Desde el inicio de su pontificado, el Papa Francisco dejó claro que su vida, su vocación y su servicio pastoral estaban profundamente enraizados en el amor a la Virgen María.
No se trataba sólo de una devoción personal, sino de una entrega filial que marcó cada uno de sus gestos, decisiones y palabras. Para él, María no era sólo la Madre de Dios, sino también la Madre que lo sostenía a diario, como lo hace con todos sus hijos.
Una de sus primeras acciones: ir a saludar a la Madre
El 14 de marzo de 2013, apenas un día después de ser elegido Papa, Francisco visitó la Basílica de Santa María la Mayor en Roma para encomendar su pontificado a la Virgen.
Llevó consigo un ramo de flores, rezó en silencio y dejó claro ante el mundo que el nuevo Papa comenzaba su misión bajo la mirada de María. Ese gesto sencillo, casi espontáneo, hablaba de una relación de confianza y ternura, de hijo que no puede emprender nada sin antes mirar a su Madre.

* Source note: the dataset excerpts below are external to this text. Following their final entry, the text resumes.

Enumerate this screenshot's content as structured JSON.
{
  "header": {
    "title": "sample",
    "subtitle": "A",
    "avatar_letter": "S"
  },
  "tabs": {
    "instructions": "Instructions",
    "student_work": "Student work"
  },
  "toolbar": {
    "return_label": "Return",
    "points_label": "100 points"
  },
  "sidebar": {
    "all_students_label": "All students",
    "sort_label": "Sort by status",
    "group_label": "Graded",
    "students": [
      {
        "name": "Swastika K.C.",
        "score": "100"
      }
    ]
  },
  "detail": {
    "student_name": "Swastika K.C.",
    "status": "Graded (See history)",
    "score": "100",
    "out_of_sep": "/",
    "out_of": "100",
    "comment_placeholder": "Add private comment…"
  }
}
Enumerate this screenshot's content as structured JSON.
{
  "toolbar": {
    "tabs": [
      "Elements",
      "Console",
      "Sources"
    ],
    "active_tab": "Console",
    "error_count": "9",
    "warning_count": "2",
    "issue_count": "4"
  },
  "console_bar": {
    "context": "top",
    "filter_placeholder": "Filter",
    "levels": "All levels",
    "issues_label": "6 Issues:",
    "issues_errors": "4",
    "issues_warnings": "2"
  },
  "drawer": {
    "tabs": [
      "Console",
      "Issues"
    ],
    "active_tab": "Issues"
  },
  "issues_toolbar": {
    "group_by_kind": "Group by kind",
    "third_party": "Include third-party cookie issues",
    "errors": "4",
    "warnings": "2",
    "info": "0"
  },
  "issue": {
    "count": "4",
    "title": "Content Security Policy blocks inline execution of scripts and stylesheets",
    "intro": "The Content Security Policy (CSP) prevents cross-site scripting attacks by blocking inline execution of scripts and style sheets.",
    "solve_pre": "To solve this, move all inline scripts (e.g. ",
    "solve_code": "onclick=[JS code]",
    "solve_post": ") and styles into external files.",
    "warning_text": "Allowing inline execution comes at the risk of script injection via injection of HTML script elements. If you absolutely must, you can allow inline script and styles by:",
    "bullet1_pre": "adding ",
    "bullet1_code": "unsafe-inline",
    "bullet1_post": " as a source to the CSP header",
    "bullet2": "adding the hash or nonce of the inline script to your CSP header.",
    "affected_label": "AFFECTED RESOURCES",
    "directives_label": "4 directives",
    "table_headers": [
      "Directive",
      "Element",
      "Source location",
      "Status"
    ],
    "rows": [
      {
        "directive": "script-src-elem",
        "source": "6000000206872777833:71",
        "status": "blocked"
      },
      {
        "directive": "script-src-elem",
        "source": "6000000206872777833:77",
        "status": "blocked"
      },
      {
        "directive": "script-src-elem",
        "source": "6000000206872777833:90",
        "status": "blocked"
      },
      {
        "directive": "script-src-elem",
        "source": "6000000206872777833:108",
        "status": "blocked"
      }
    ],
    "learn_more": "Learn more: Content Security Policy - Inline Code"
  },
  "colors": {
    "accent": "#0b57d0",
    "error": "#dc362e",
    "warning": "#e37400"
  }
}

María, ternura de Dios para los pobres
Francisco siempre presentó a la Virgen como la ternura de Dios hecha carne. En sus palabras, María no era una figura lejana o idealizada, sino una mujer real, fuerte, humilde, que acompaña a los pequeños, a los que sufren, a los descartados del mundo.
Por eso su amor a María estuvo siempre unido a su amor por los pobres. En cada advocación mariana –la Virgen de Luján en Argentina, Nuestra Señora de Guadalupe, María Auxiliadora, la Virgen de Aparecida– veía a una Madre que camina con su pueblo.
El rezo del Rosario, una necesidad diaria
Francisco nunca dejó de recomendar el Rosario como oración sencilla, profunda y poderosa. En varias ocasiones confesó que, desde joven, recitaba el Rosario cada día. En una entrevista dijo: “Cuando contemplo a la Virgen en el Rosario, siento que Ella me toma de la mano y me acompaña”. Para él, el Rosario era más que una devoción: era un camino de contemplación, un ancla de paz en medio del trabajo, un medio para estar en comunión con Jesús por medio de su Madre.
María, modelo de discípula
El Papa Francisco hablaba de María como la primera discípula de Jesús, la mujer que supo escuchar, guardar en su corazón y ponerse en camino. En su Exhortación Evangelii Gaudium, escribió: “Ella es la amiga que siempre está atenta para que no falte el vino en nuestra vida, la que vive con nosotros y atraviesa nuestras luchas”. Esta visión de María como compañera de camino fue central en su magisterio y en su espiritualidad.
Encomendó a la Iglesia y al mundo a María
En momentos difíciles, como durante la pandemia de COVID-19, el Papa Francisco confió al mundo a la Virgen. Realizó actos de consagración, pidió oraciones marianas por la humanidad herida, y llevó la mirada de la Iglesia hacia Aquella que sabe estar firme junto a la cruz, como en el Calvario.
Una espiritualidad profundamente mariana
El amor del Papa Francisco por la Virgen María no fue una devoción más entre tantas, sino una dimensión esencial de su vida espiritual. Lo mariano no era accesorio, sino vital. María era para él el rostro maternal de la Iglesia, la estrella que guía al Pueblo de Dios, el consuelo de los sencillos, el refugio de los pecadores, la Maestra del silencio y la intercesora que nunca se cansa.
Un legado de amor filial
Hoy, al recordar al Papa Francisco, no podemos dejar de pensar en su corazón mariano. Su vida fue un testimonio de lo que significa confiar en María como una verdadera Madre. Su pontificado nos deja, entre muchas herencias, esta certeza: que caminar con María es caminar con esperanza, que amarla es aprender a vivir como verdaderos hijos de Dios, y que, como él mismo decía, “donde está María, está Jesús”.